Two blocks A and B, each of mass m, are connected by a massless spring of natural length L and spring constant K. The blocks are initially resting on a smooth horizontal floor with the spring at its natural length, as shown in figure. A third identical block C, also of mass m, moves on the floor with a speed v along the line joining A and B, and collides elastically with A.

Consider the following statements. Which of the following is/are correct?

(i) The kinetic energy of the A-B system, at maximum compression of the spring, is zero

(ii) The kinetic energy of the A- B system , at maximum compression of the spring, is $\frac{m{v}^2}{4}$

(iii) The maximum compression of the spring, is $v\sqrt{\left(\frac{m}{K}\right)}$

(iv) The maximum compression of the spring, is $v\sqrt{\left(\frac{m}{2K}\right)}$

• A. (ii) & (iv) only
• B. (i) only
• C. (ii) & (iii) only
• D. (i) & (iii) only

Answer 1

The correct option is A (ii) & (iv) only

In situation (i), mass C is moving towards right with velocity v, A and B are at rest.

In situation (ii), which is just after the collision of C with A, C stops and A acquires a velocity v.

When A starts moving towards the right, the spring suffers a compression due to which B also starts moving towards right.

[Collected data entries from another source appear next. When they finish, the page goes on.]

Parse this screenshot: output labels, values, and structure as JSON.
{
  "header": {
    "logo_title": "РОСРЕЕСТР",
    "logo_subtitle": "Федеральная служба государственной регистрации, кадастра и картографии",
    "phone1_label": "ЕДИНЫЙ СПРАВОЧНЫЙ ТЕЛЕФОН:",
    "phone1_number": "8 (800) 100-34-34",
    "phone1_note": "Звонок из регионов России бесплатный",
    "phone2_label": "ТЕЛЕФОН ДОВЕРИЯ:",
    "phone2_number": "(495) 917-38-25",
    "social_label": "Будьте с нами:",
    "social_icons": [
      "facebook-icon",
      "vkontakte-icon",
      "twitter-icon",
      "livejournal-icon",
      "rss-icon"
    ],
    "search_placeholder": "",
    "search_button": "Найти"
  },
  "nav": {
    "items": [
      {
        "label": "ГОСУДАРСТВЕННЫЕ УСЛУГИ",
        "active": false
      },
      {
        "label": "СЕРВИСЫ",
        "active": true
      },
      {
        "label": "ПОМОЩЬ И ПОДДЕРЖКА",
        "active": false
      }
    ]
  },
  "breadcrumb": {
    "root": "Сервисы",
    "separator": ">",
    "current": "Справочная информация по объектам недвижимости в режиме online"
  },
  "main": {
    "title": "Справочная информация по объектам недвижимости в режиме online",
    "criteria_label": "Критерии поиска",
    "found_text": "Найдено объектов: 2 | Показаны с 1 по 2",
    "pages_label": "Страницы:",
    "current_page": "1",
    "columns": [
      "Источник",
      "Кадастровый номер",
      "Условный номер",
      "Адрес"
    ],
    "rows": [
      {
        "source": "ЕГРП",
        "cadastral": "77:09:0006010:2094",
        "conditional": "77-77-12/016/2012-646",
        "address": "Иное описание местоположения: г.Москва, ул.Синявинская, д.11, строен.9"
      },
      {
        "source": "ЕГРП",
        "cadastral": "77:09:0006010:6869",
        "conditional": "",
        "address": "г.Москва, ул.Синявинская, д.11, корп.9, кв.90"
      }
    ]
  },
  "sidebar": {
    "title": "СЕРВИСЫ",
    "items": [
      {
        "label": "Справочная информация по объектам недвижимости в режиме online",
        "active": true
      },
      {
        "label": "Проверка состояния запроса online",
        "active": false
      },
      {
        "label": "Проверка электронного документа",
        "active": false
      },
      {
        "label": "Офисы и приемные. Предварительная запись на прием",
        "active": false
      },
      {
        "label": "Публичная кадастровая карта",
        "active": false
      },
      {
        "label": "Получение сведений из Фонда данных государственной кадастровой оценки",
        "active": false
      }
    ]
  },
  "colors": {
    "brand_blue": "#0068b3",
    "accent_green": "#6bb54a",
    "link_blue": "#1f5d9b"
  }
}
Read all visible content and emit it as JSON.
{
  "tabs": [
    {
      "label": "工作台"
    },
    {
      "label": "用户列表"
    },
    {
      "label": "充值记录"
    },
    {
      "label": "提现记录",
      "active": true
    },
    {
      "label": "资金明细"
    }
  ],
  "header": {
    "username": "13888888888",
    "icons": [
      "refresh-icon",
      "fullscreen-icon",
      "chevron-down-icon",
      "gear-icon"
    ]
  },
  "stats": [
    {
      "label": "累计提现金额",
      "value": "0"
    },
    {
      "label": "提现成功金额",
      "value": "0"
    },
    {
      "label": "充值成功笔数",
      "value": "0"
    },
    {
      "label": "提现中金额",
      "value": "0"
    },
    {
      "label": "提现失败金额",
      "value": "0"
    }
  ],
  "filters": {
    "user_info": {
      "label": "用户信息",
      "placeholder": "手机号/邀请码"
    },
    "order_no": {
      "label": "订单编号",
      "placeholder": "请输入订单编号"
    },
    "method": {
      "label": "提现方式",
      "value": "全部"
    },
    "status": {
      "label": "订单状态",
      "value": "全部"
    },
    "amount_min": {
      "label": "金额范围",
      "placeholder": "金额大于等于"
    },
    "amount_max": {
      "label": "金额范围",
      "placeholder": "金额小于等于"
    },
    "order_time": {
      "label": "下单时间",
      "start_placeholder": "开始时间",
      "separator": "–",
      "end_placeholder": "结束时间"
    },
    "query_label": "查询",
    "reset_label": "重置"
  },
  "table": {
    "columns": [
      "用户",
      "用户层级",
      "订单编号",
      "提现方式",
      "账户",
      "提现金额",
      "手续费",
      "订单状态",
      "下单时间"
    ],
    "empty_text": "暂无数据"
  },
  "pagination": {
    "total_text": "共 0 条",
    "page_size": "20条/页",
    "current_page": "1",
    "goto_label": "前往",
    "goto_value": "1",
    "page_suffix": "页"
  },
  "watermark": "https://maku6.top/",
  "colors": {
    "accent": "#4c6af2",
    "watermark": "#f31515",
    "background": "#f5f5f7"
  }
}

The compression of the spring continues till there is a relative velocity between A and B.

Once this relative velocity becomes zero, both A and B move with the same velocity v' and the spring is in a state of maximum compression (situation iii).

Applying momentum conservation in situations (ii) and (iii)

$mv=m{v}^{\prime }=m{v}^{\prime }\Rightarrow v^{\prime }=\frac{v}{2}$

Therefore , KE of the system in situation (iii) is

$\frac{1}{2}m{v}^{\prime 2}+\frac{1}{2}m{v}^{\prime 2}=m{v}^{\prime 2}=\frac{m{v}^2}{4}$

Applying energy conservation, in situations (ii) and (iii) we get

$\frac{1}{2}m{v}^2=\frac{1}{2}m{v}^{\prime 2}+\frac{1}{2}m{v}^{\prime 2}+\frac{1}{2}K{x}^2$

Solve to get

$x=v\sqrt{\frac{m}{2K}}$